Mme [G] soutient qu'elle subit une perte de chance au titre de la retraite résultant tant de son licenciement injustifié à l'âge de 58 ans que de l'absence de déclaration auprès des organismes sociaux de l'intégralité de sa rémunération.

Or, la cour a retenu d'une part que le licenciement était justifié par une cause réelle et sérieuse et d'autre part que la société n'avait pas connaissance de la pratique frauduleuse mise en oeuvre. Elle ne peut donc être tenue pour responsable du préjudice éventuellement subi par la salariée du fait de la dissimulation d'une partie de sa rémunération.

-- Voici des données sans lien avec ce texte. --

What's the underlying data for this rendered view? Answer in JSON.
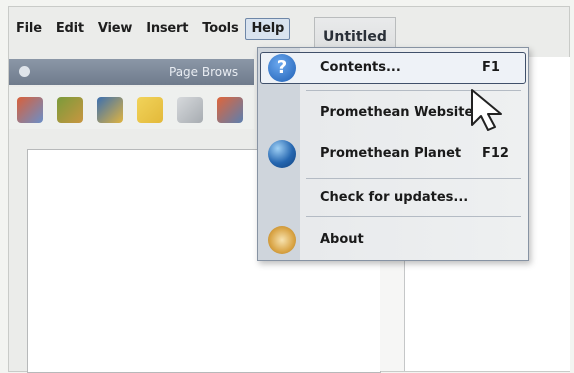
{
  "menubar": {
    "items": [
      "File",
      "Edit",
      "View",
      "Insert",
      "Tools",
      "Help"
    ],
    "active": "Help"
  },
  "doc_tab": {
    "title": "Untitled"
  },
  "panel": {
    "title": "Page Brows"
  },
  "help_menu": {
    "items": [
      {
        "label": "Contents...",
        "shortcut": "F1",
        "icon": "help-question-icon"
      },
      {
        "label": "Promethean Website",
        "shortcut": "",
        "icon": ""
      },
      {
        "label": "Promethean Planet",
        "shortcut": "F12",
        "icon": "globe-icon"
      },
      {
        "label": "Check for updates...",
        "shortcut": "",
        "icon": ""
      },
      {
        "label": "About",
        "shortcut": "",
        "icon": "promethean-logo-icon"
      }
    ]
  },
  "colors": {
    "accent": "#2f6ec0",
    "menu_highlight_border": "#40506a",
    "panel_title": "#7a8696"
  }
}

Le jugement sera confirmé en ce qu'il a rejeté cette demande.

Sur les demandes accessoires

Il n'y a pas lieu de déroger aux règles applicables aux intérêts et par conséquent il est rappelé que les créances salariales portent intérêts à compter de la convocation de l'employeur devant le conseil de prud'hommes et les créances indemnitaires à compter de la décision qui les prononce.

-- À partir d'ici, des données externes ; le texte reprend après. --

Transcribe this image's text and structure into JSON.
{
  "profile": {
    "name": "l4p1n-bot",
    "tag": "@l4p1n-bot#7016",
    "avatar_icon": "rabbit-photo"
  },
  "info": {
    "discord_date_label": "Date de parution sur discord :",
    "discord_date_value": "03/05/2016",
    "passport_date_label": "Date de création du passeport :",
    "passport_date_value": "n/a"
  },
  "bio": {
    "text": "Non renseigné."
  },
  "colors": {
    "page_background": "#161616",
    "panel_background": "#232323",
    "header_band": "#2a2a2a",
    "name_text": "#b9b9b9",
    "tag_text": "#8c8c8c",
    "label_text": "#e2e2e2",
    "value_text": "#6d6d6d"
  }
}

Il n'apparaît pas inéquitable de laisser à chacune des parties la charge de ses frais irrépétibles et des dépens exposés dans la procédure d'appel.

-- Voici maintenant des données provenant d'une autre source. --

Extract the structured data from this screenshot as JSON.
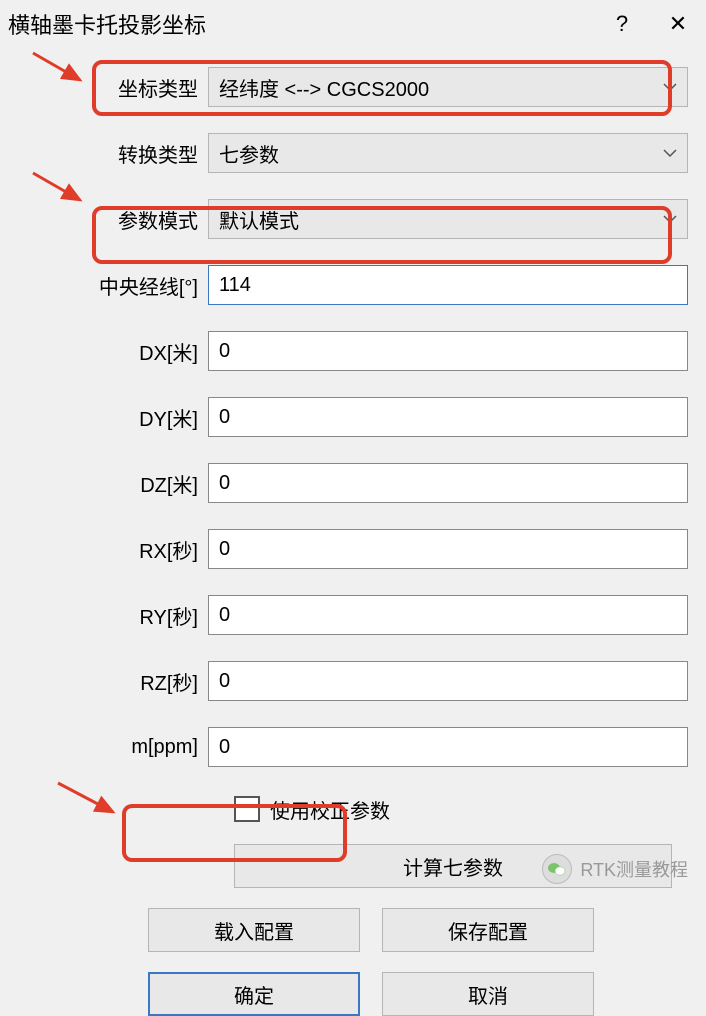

Les dispositions du jugement sur ces chefs seront en revanche confirmés.

Enfin, il n'y a pas lieu d'ordonner le remboursement de sommes éventuellement trop perçues en exécution du jugement, le présent arrêt constituant le titre exécutoire permettant cette restitution.

PAR CES MOTIFS

La cour, statuant publiquement, en dernier ressort, par arrêt contradictoire mis à disposition au greffe :

SE DECLARE incompétente pour statuer sur la demande de sursis à statuer ;

INFIRME le jugement en ce qu'il a :

- jugé le licenciement de Mme [G] dépourvu de cause réelle et sérieuse,

- fixé le salaire mensuel de la salariée à 12.220,80 euros,

- condamné la société Intérim Nation GD IDF à verser à Mme [G] les sommes suivantes :

36 662,40 euros au titre de l'indemnité compensatrice de préavis et 3 666,24 euros au titre de l'indemnité de congés payés sur préavis,

74 131,37 euros au titre de l'indemnité conventionnelle de licenciement,

7 145,52 euros au titre de la clause de non concurrence et 714,55 euros au titre de l'indemnité de congés payés afférente,

200 000,00 euros au titre de l'indemnité pour licenciement sans cause réelle et sérieuse,

- ordonné le remboursement au Pôle emploi des allocations chômage à hauteur d'un mois,

- rejeté la demande d'indemnité compensatrice de congés payés,

- rejeté la demande de remboursement de la société,

CONFIRME le jugement en ce qu'il a débouté Mme [G] des demandes au titre de la perte de chance / retraite et du travail dissimulé et la société de sa demande de remboursement d'un trop perçu de congés payés,

CONFIRME le jugement en ce qu'il a condamné la société Intérim Nation GD IDF à payer à Mme [G] les sommes suivantes :

* 9 855,48 euros au titre du salaire de mise à pied et 985,55 euros au titre de l'indemnité de congés payés afférente,

* 140,14 euros au titre des RTT et 14,00 euros au titre des congés payés sur RTT,

sauf à préciser que ces sommes sont allouées en brut ;

* 1 000,00 euros au titre de l'article 700 du code de procédure civile, outre les dépens,

STATUANT A NOUVEAU sur les chefs infirmés et y ajoutant :

REQUALIFIE le licenciement pour faute lourde en licenciement pour cause réelle et sérieuse,

DÉBOUTE Mme [G] de sa demande d'indemnité pour licenciement sans cause réelle et sérieuse,

CONDAMNE la société Intérim Nation GD IDF à payer à Mme [G] les sommes suivantes:

* 35.116,35 euros bruts au titre de l'indemnité compensatrice de préavis et 3.511,63 euros bruts de congés payés afférents,

* 106.739,34 euros bruts au titre de l'indemnité conventionnelle de licenciement,

* 192,38 euros bruts au titre du rappel d'indemnité compensatrice de congés payés,

* 317,98 euros bruts au titre de la clause de non concurrence, congés payés inclus,

CONDAMNE Mme [G] à rembourser à la société Intérim Nation GD IDF la somme de 25.469,96 euros au titre des sommes indûment perçues,

REJETTE les plus amples demandes ;

DIT que les créances salariales portent intérêts à compter de la convocation de l'employeur devant le conseil de prud'hommes et les créances indemnitaires à compter de la décision qui les prononce ;

LAISSE à chacune des parties la charge de ses frais irrépétibles et dépens exposés en cause d'appel.